Sebagai penduduk negeri ini dengan berbagai profesi termasuk Arsitek dapat kah kita mengambil peran dibalik semua ke kisruhan itu, serta bagaimana peran yang harus kita pikul untuk merasionalisasi keadaan itu!.
Sebagai argument di Negara kita ada banyak orang yg berpropesi sebagai Arsitek namun berapa banyak juga para arsitek itu yg peka dan memberanikan terjun kedalamnya?. Jika kita sikapi orientasi para arsitek sekarang di Negara kita lebih memfokuskan diri untuk mengikuti industri arsitektur secara Global, lantas apakah itu salah?. Kalaupun saya disuruh menjawab maka saya akan berkata “tidak”, mengapa karena ilmua arsitektur bersifat “continue Pragmatis” yang artinya ilmu yang akan terus menerus berkembang mengikuti peradaban zaman tapi tetap berpegang pada prosudural arsitektur yang sudah ada sejak zaman dulu.



Kebutuhan intelektual para arsitek akan terus dipacu oleh laju indutri global yang terus beinovasi mengikuti kebutuhan pasar konsumen, yang ditandai juga oleh pergeseran peradaban dunia yang terus menuju ke rah materialisme dan fashionisme sehingga menuntut seluruh masyarakat dunia untuk terus bersolek agar tetap bisa bertahan hidup dari kerasnya arus global.

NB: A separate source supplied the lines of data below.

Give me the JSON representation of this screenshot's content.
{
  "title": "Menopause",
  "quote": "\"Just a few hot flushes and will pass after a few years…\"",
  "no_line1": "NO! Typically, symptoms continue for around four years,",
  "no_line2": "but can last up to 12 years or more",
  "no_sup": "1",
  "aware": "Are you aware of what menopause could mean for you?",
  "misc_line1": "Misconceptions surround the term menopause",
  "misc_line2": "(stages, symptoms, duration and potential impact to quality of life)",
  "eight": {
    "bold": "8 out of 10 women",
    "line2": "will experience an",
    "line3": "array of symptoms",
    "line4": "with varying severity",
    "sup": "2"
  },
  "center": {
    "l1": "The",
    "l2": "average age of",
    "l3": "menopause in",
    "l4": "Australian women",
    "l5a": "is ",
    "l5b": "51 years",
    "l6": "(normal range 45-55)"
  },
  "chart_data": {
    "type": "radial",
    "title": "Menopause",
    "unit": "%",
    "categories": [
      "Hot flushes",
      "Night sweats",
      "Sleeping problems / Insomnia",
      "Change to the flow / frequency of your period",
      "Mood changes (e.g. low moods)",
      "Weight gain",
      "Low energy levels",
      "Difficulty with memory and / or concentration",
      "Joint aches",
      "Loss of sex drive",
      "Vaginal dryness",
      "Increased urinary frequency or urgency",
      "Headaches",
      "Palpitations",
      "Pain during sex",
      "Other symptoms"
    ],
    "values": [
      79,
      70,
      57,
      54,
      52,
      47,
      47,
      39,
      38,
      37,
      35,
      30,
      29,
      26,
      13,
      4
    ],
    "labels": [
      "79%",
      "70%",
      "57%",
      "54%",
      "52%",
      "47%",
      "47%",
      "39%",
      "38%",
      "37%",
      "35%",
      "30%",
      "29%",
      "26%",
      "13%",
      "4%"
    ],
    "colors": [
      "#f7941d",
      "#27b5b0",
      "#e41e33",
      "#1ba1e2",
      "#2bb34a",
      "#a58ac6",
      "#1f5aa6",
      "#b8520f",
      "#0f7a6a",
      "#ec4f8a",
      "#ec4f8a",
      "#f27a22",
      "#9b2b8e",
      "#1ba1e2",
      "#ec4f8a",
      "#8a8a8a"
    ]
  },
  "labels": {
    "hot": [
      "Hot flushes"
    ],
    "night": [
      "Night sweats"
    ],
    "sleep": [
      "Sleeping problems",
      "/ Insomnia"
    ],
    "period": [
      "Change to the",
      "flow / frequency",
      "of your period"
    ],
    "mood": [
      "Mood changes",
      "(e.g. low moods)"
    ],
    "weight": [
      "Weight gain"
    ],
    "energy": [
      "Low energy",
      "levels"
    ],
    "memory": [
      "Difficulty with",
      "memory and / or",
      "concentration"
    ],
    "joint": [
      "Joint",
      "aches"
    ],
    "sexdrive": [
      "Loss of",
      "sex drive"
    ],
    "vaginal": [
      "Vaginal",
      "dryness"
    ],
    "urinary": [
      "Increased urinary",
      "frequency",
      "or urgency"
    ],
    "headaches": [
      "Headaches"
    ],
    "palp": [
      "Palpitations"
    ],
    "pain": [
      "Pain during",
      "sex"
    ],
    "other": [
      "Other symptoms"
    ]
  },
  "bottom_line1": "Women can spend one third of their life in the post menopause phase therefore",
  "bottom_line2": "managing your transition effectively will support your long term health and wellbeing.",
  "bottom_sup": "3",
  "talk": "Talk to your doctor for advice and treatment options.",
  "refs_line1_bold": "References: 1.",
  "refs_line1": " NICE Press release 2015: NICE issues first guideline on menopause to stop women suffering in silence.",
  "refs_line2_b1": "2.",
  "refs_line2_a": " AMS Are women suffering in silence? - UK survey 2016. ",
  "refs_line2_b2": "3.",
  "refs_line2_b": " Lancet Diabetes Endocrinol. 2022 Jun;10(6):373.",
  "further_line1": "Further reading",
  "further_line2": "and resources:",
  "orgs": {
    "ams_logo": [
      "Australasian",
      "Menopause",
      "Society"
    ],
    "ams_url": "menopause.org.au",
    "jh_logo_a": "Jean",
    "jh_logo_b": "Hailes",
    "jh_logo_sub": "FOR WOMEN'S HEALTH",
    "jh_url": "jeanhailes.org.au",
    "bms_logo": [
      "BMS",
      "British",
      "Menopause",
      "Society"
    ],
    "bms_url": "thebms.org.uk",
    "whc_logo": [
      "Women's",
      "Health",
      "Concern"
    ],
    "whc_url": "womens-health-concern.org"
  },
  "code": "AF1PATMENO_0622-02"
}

Sekarang mari kita coba melihat bagi mereka para rakyat miskin, apakah mereka juga mampu mengikuti tren tersebut, mungkin ia mungkin juga tidak, karena sekarang sangat susah membedakan perbedaan strata social jika hanya memandang dari sudut tren yang disebutkan diatas. Anda dapat menyaksikan secara nyata banyak para golongan elit yang ternyata masih bias diperdayai oleh kaum yang dianggap rendah dengan cara-cara yang tidak rasional. Tapi dibalik itu semua ternyata penindasan terhadap penduduk miskin lebih besar dan lebih sadis.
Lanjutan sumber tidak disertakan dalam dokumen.